Viernes, 12 de Agosto de 2016

La sección de antropología del museo de Historia natural resulta extraordinariamente interesante. De acuerdo con la ortodoxia oficial, el museo expone lo que parece una aparición sucesiva de seres humanos cada vez más perfeccionados hasta llegar a la actualidad.

La exposición es extraordinaria y las reconstrucciones de homínidos resultan especialmente llamativas. El gran problema es que, primero, al ver ciertas reconstrucciones resulta imposible creer que “aquello” fuera ni siquiera lejanamente humano. Desde luego, no parece que lo fuera más que un orangután o un chimpancé. A decir verdad, cuando se observan sus cráneos se aprecia una cercanía mayor entre ellos que entre nuestros presuntos antepasados y el hombre. En segundo lugar, ahora sabemos gracias al ADN que los supuestos antepasados de nuestra especie fueron, en ocasiones, coetáneos. El Neanderthal no sólo no fue anterior al Cromagnon. Fue contemporáneo y además se cruzó con él. De hecho, si nos sometieran a un examen de ADN muy posiblemente descubriríamos que tenemos en nuestro código genético huellas de ambos. En otras palabras, no parece que haya existido un árbol sino más bien una mesa de banquete en la que estuvieron sentados a la vez los que, verdaderamente, fueron seres humanos. En algún momento, aquella gente que era más veces víctima de los depredadores que cazadores – por lo menos cuando había ciertos animales cerca – experimentaron ese salto extraordinario que conocemos convencionalmente como Neolítico. Pero ya antes el ser humano tenía creencias religiosas y que estaba seguro de la realidad de lo sobrenatural no se puede discutir.

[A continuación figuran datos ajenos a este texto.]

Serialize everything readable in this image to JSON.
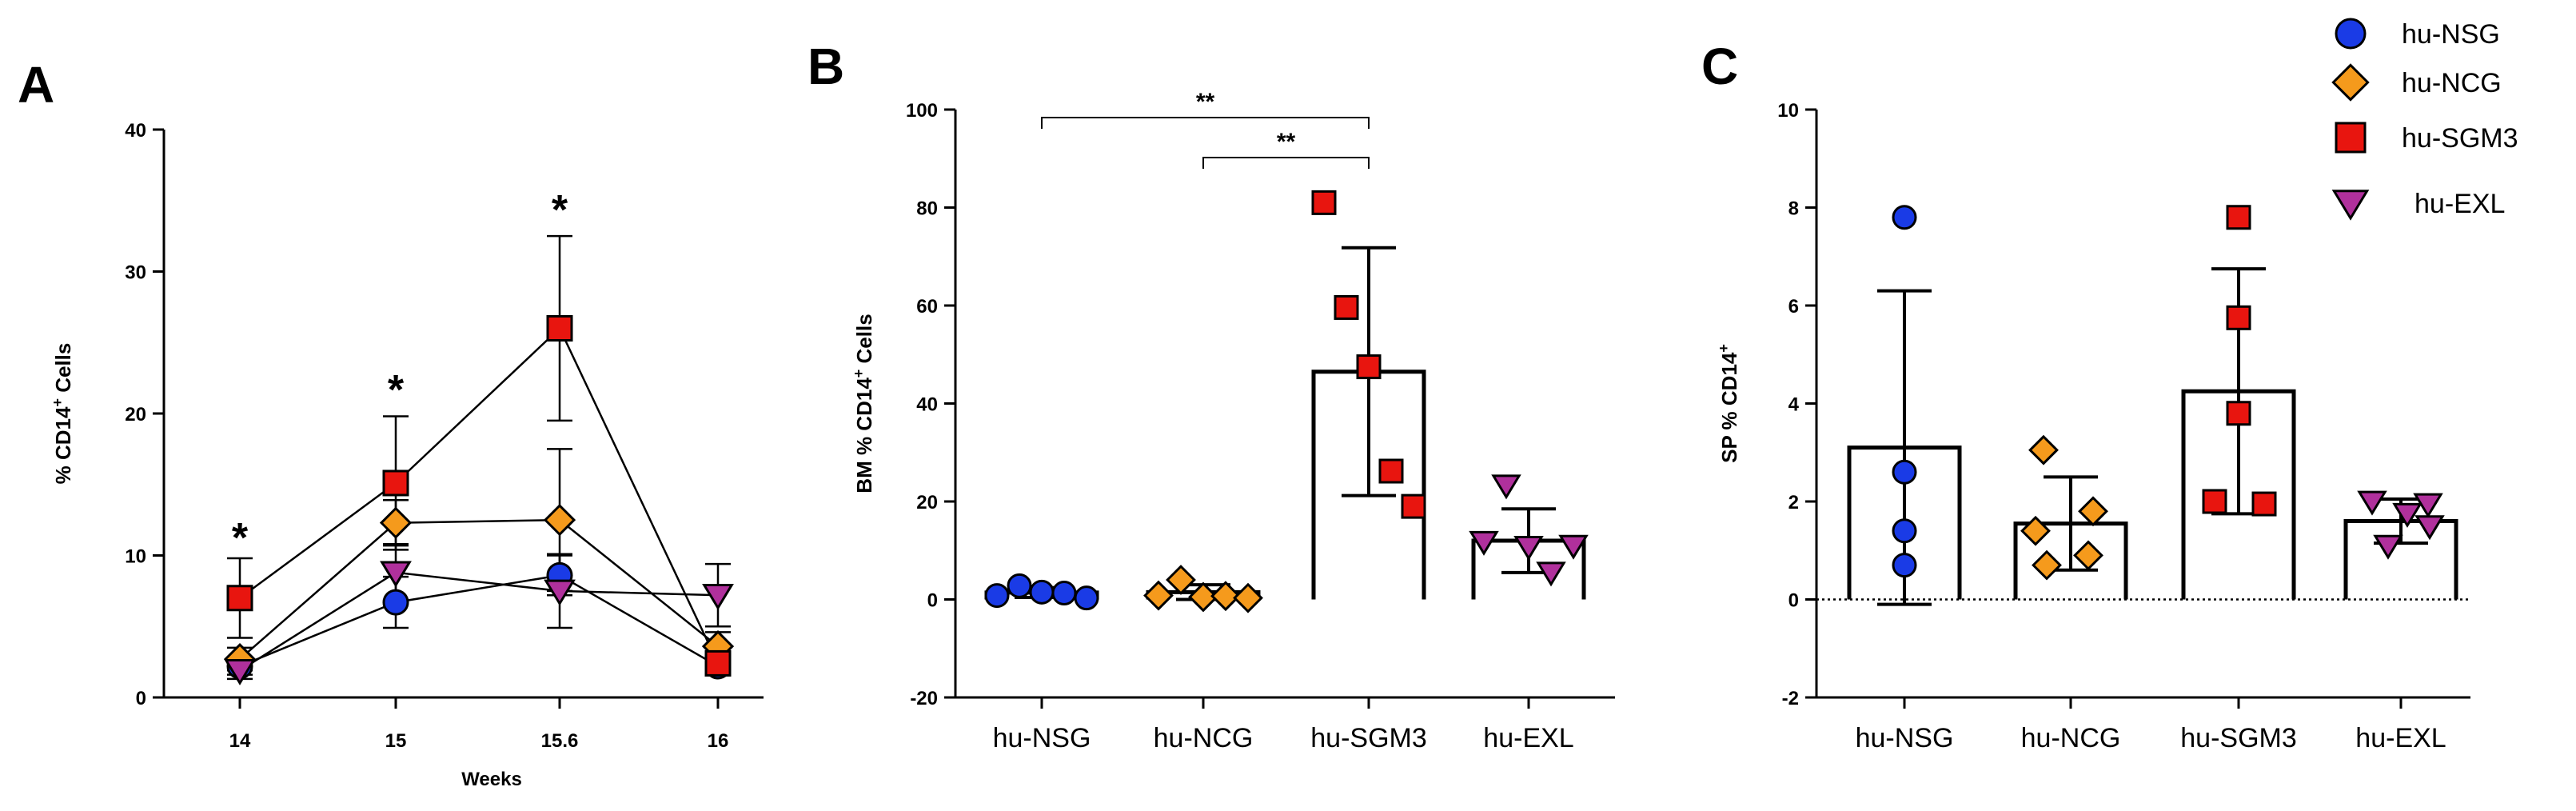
{
  "colors": {
    "hu-NSG": "#1a3be6",
    "hu-NCG": "#f59a1c",
    "hu-SGM3": "#e8150f",
    "hu-EXL": "#b0309c"
  },
  "legend": {
    "items": [
      {
        "label": "hu-NSG",
        "marker": "circle"
      },
      {
        "label": "hu-NCG",
        "marker": "diamond"
      },
      {
        "label": "hu-SGM3",
        "marker": "square"
      },
      {
        "label": "hu-EXL",
        "marker": "triangle-down"
      }
    ]
  },
  "chart_data": [
    {
      "panel": "A",
      "type": "line",
      "xlabel": "Weeks",
      "ylabel": "% CD14",
      "ylabel_sup": "+",
      "ylabel_tail": " Cells",
      "categories": [
        "14",
        "15",
        "15.6",
        "16"
      ],
      "ylim": [
        0,
        40
      ],
      "yticks": [
        "0",
        "10",
        "20",
        "30",
        "40"
      ],
      "series": [
        {
          "name": "hu-NSG",
          "marker": "circle",
          "values": [
            2.2,
            6.7,
            8.6,
            2.2
          ],
          "err": [
            0.6,
            1.8,
            1.4,
            0.4
          ]
        },
        {
          "name": "hu-NCG",
          "marker": "diamond",
          "values": [
            2.7,
            12.3,
            12.5,
            3.6
          ],
          "err": [
            0.8,
            1.6,
            5.0,
            1.0
          ]
        },
        {
          "name": "hu-SGM3",
          "marker": "square",
          "values": [
            7.0,
            15.1,
            26.0,
            2.4
          ],
          "err": [
            2.8,
            4.7,
            6.5,
            0.7
          ]
        },
        {
          "name": "hu-EXL",
          "marker": "triangle-down",
          "values": [
            1.9,
            8.8,
            7.5,
            7.2
          ],
          "err": [
            0.6,
            2.0,
            2.6,
            2.2
          ]
        }
      ],
      "annotations": [
        "*",
        "*",
        "*"
      ]
    },
    {
      "panel": "B",
      "type": "bar",
      "ylabel": "BM % CD14",
      "ylabel_sup": "+",
      "ylabel_tail": " Cells",
      "categories": [
        "hu-NSG",
        "hu-NCG",
        "hu-SGM3",
        "hu-EXL"
      ],
      "ylim": [
        -20,
        100
      ],
      "yticks": [
        "-20",
        "0",
        "20",
        "40",
        "60",
        "80",
        "100"
      ],
      "means": [
        1.4,
        1.5,
        46.5,
        12.0
      ],
      "sd": [
        1.0,
        1.5,
        25.3,
        6.5
      ],
      "points": [
        [
          0.8,
          2.8,
          1.5,
          1.3,
          0.3
        ],
        [
          0.8,
          4.0,
          0.5,
          0.7,
          0.3
        ],
        [
          81.0,
          59.6,
          47.5,
          26.2,
          19.0
        ],
        [
          11.8,
          23.3,
          10.8,
          5.5,
          11.0
        ]
      ],
      "significance": [
        {
          "from": "hu-NSG",
          "to": "hu-SGM3",
          "label": "**"
        },
        {
          "from": "hu-NCG",
          "to": "hu-SGM3",
          "label": "**"
        }
      ]
    },
    {
      "panel": "C",
      "type": "bar",
      "ylabel": "SP % CD14",
      "ylabel_sup": "+",
      "categories": [
        "hu-NSG",
        "hu-NCG",
        "hu-SGM3",
        "hu-EXL"
      ],
      "ylim": [
        -2,
        10
      ],
      "yticks": [
        "-2",
        "0",
        "2",
        "4",
        "6",
        "8",
        "10"
      ],
      "means": [
        3.1,
        1.55,
        4.25,
        1.6
      ],
      "sd": [
        3.2,
        0.95,
        2.5,
        0.45
      ],
      "points": [
        [
          7.8,
          2.6,
          1.4,
          0.7
        ],
        [
          3.05,
          1.4,
          1.8,
          0.7,
          0.9
        ],
        [
          7.8,
          5.75,
          3.8,
          2.0,
          1.95
        ],
        [
          2.0,
          1.1,
          1.75,
          1.95,
          1.5
        ]
      ]
    }
  ]
}
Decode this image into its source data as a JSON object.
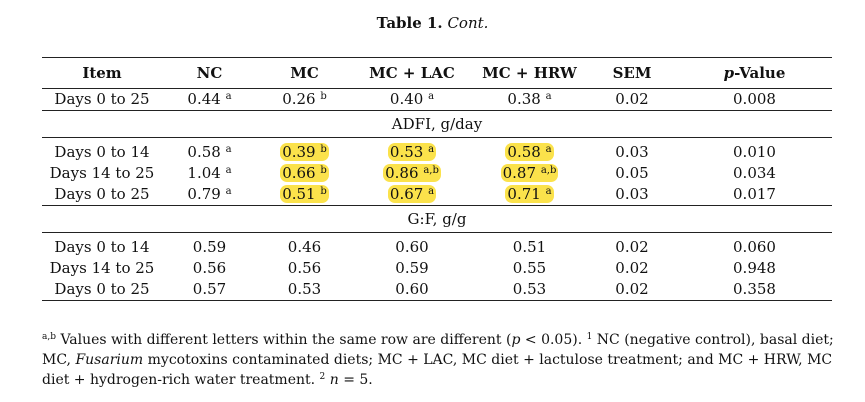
{
  "caption": {
    "label": "Table 1.",
    "cont": "Cont."
  },
  "headers": [
    "Item",
    "NC",
    "MC",
    "MC + LAC",
    "MC + HRW",
    "SEM",
    "-Value"
  ],
  "header_p": "p",
  "sections": [
    {
      "title": "",
      "rows": [
        {
          "item": "Days 0 to 25",
          "nc": "0.44",
          "nc_sup": "a",
          "mc": "0.26",
          "mc_sup": "b",
          "lac": "0.40",
          "lac_sup": "a",
          "hrw": "0.38",
          "hrw_sup": "a",
          "sem": "0.02",
          "p": "0.008"
        }
      ]
    },
    {
      "title": "ADFI, g/day",
      "rows": [
        {
          "item": "Days 0 to 14",
          "nc": "0.58",
          "nc_sup": "a",
          "mc": "0.39",
          "mc_sup": "b",
          "lac": "0.53",
          "lac_sup": "a",
          "hrw": "0.58",
          "hrw_sup": "a",
          "sem": "0.03",
          "p": "0.010"
        },
        {
          "item": "Days 14 to 25",
          "nc": "1.04",
          "nc_sup": "a",
          "mc": "0.66",
          "mc_sup": "b",
          "lac": "0.86",
          "lac_sup": "a,b",
          "hrw": "0.87",
          "hrw_sup": "a,b",
          "sem": "0.05",
          "p": "0.034"
        },
        {
          "item": "Days 0 to 25",
          "nc": "0.79",
          "nc_sup": "a",
          "mc": "0.51",
          "mc_sup": "b",
          "lac": "0.67",
          "lac_sup": "a",
          "hrw": "0.71",
          "hrw_sup": "a",
          "sem": "0.03",
          "p": "0.017"
        }
      ]
    },
    {
      "title": "G:F, g/g",
      "rows": [
        {
          "item": "Days 0 to 14",
          "nc": "0.59",
          "mc": "0.46",
          "lac": "0.60",
          "hrw": "0.51",
          "sem": "0.02",
          "p": "0.060"
        },
        {
          "item": "Days 14 to 25",
          "nc": "0.56",
          "mc": "0.56",
          "lac": "0.59",
          "hrw": "0.55",
          "sem": "0.02",
          "p": "0.948"
        },
        {
          "item": "Days 0 to 25",
          "nc": "0.57",
          "mc": "0.53",
          "lac": "0.60",
          "hrw": "0.53",
          "sem": "0.02",
          "p": "0.358"
        }
      ]
    }
  ],
  "highlight_color": "#fbe24b",
  "footnote": {
    "sup1": "a,b",
    "t1": " Values with different letters within the same row are different (",
    "p_letter": "p",
    "t2": " < 0.05). ",
    "sup2": "1",
    "t3": " NC (negative control), basal diet; MC, ",
    "fusarium": "Fusarium",
    "t4": " mycotoxins contaminated diets; MC + LAC, MC diet + lactulose treatment; and MC + HRW, MC diet + hydrogen-rich water treatment. ",
    "sup3": "2",
    "n_letter": "n",
    "t5": " = 5."
  }
}
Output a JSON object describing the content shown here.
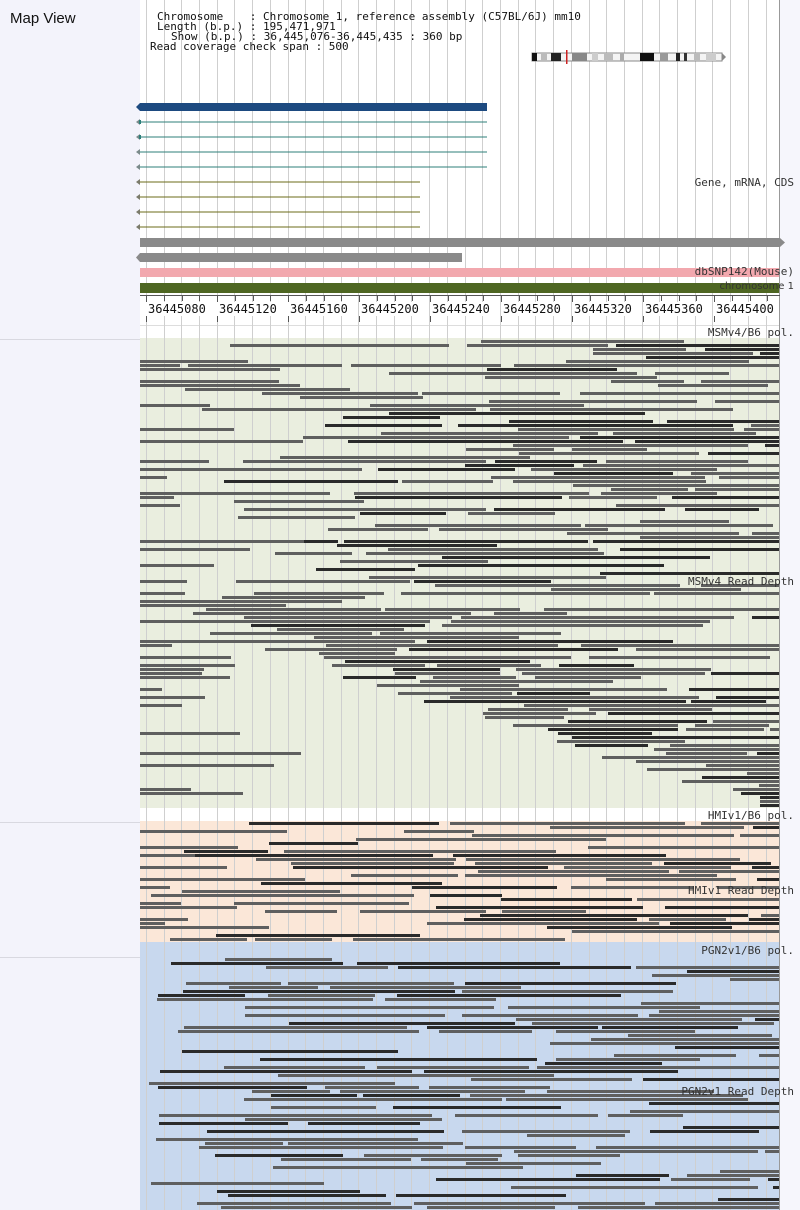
{
  "title": "Map View",
  "info": {
    "chromosome_line": "Chromosome    : Chromosome 1, reference assembly (C57BL/6J) mm10",
    "length_line": "Length (b.p.) : 195,471,971",
    "show_line": "Show (b.p.) : 36,445,076-36,445,435 : 360 bp",
    "coverage_line": "Read coverage check span : 500"
  },
  "tracks": {
    "gene_label": "Gene, mRNA, CDS",
    "snp_label": "dbSNP142(Mouse)",
    "chrom_label": "chromosome 1"
  },
  "axis": {
    "ticks": [
      "36445080",
      "36445120",
      "36445160",
      "36445200",
      "36445240",
      "36445280",
      "36445320",
      "36445360",
      "36445400"
    ]
  },
  "panels": [
    {
      "pol_label": "MSMv4/B6 pol.",
      "depth_label": "MSMv4 Read Depth"
    },
    {
      "pol_label": "HMIv1/B6 pol.",
      "depth_label": "HMIv1 Read Depth"
    },
    {
      "pol_label": "PGN2v1/B6 pol.",
      "depth_label": "PGN2v1 Read Depth"
    }
  ],
  "colors": {
    "gene_main": "#1d4a80",
    "transcript_teal": "#2d7f7a",
    "transcript_olive": "#6b6b1a",
    "gray_feature": "#8a8a8a",
    "snp_bar": "#f2a8ae",
    "chrom_bar": "#4e6622",
    "msm_bg": "#eaeedf",
    "hmi_bg": "#fbe7d8",
    "pgn_bg": "#c8d8ee",
    "read_dark": "#2a2a2a",
    "read_mid": "#5f5f5f",
    "left_panel_bg": "#f3f3fb",
    "polymorphism_mark": "#cc2222"
  },
  "icons": {
    "ideogram": "chromosome-ideogram-icon"
  }
}
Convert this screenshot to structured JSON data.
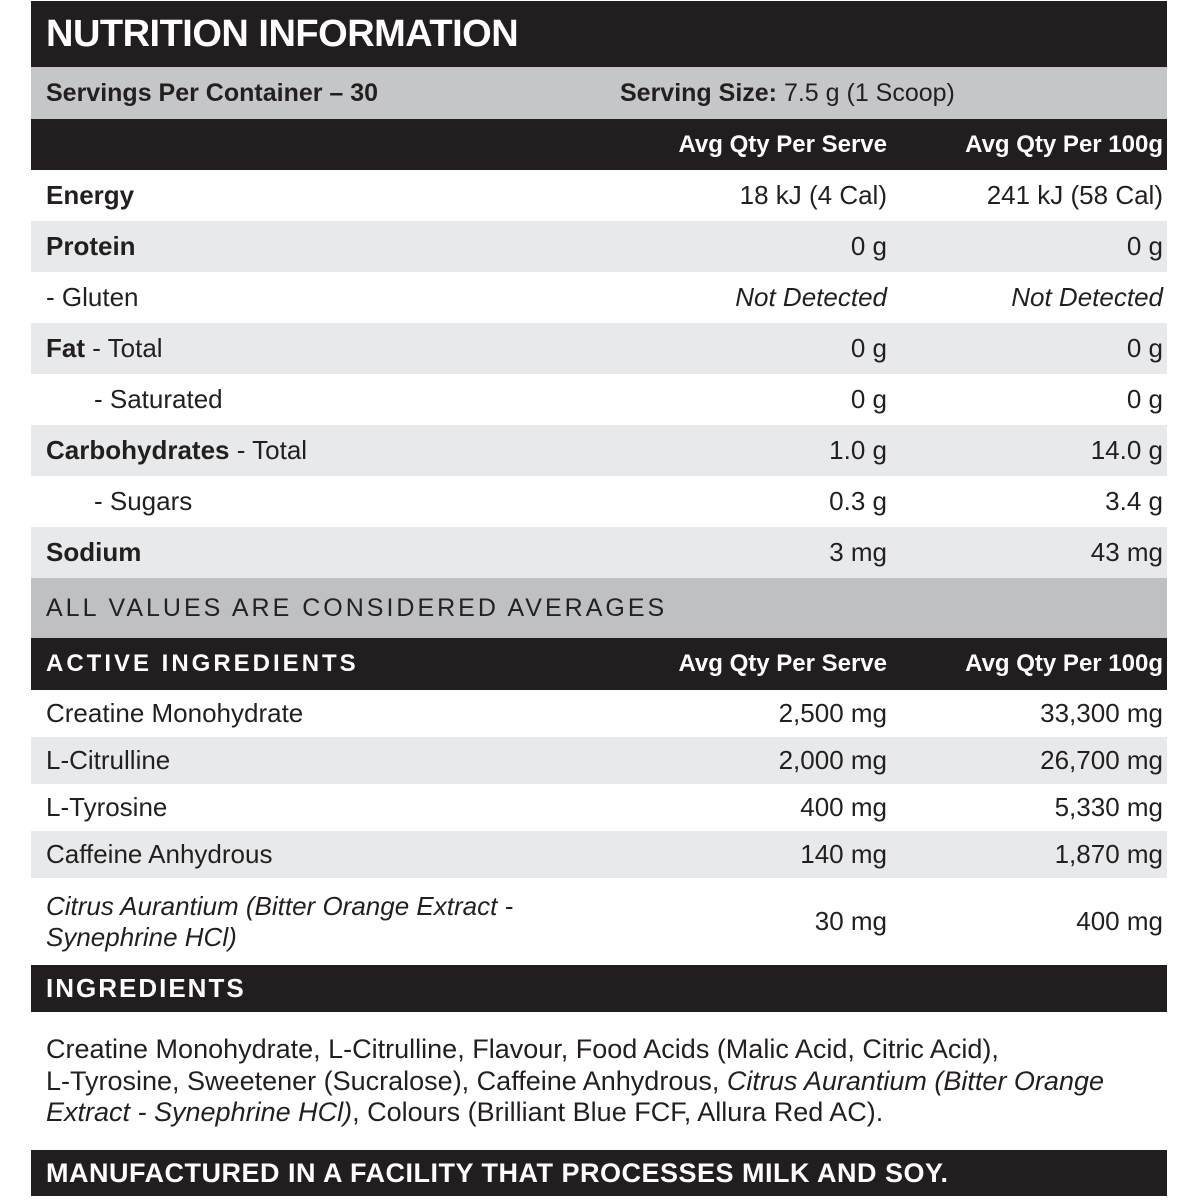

En los restos del paleolítico que han llegado hasta nosotros tenemos testimonios de la existencia de chamanes, de ritos mágicos e incluso de enterramientos que dejan de manifiesto la esperanza de nacer tras esta vida. Igual que el feto adopta una posición para nacer en este mundo, el cadáver era colocado en la misma para nacer más allá.

En ese sentido, es un gran acierto en este museo que junto a la antropología se encuentren vitrinas dedicadas a Egipto y las momias. Recientemente, un converso español al islam que ha escrito varios libros interesantes sobre su nueva religión ha señalado que casi todo lo que aparece en la predicación de Mahoma estaba en el Antiguo Egipto. No hay que conocer mucho el islam para darse cuenta de que no es así ni de lejos, pero sí es verdad que los egipcios creían en el más allá y se dieron mucho trabajo para garantizarse esa existencia de ultratumba. La momia, a fin de cuentas, era la garantía de que el espíritu no estaría sufriendo desencarnado sino que continuaría su existencia. No sólo los seres humanos. Los halcones que recordaban al dios Horus; los gatos que daban morada a la diosa Bastet; el divino buey Apis… todos fueron momificados en homenaje a la esperanza en otra vida. Incluso dioses que originalmente eran de escasa relevancia como Osiris – quizá un personaje real – adquirieron una importancia inmensa al relacionarse con el juicio de los difuntos.

Por supuesto, los mortales siempre han deseado tener ayudas en ese tránsito hacia el más allá y, como decía el catalán del chiste, “pagando, eh, pagando”. Los egipcios utilizaron ushebtis y fórmulas mágicas contenidas en el denominado Libro de los muertos; griegos y romanos pagaron a los sacerdotes por los sacrificios que ofrecían a sus dioses; los católicos compraron bulas de indulgencias a una institución simoniaca que, de esa manera, sufragaba los escandalosos lujos – como la construcción del palacio - de su monarca… en todos los casos, aparece una clara diferencia con las enseñanzas de la Biblia. Y es que el sepulcro de Jesús quedó vacío – a diferencia de los de sacerdotes y papas – nunca cobró por lo que hacía y, desde luego, su ofrecimiento de salvación fue de gracia porque el coste de la vida eterna lo puso él al derramar su sangre en la cruz. Recorriendo estas salas la necesidad de pervivencia del ser humano más allá del umbral de la muerte resulta indiscutible. También lo es la manera en que ha repetido, con ligeras variantes, su deambular por un equivocado camino que no lleva a la vida eterna.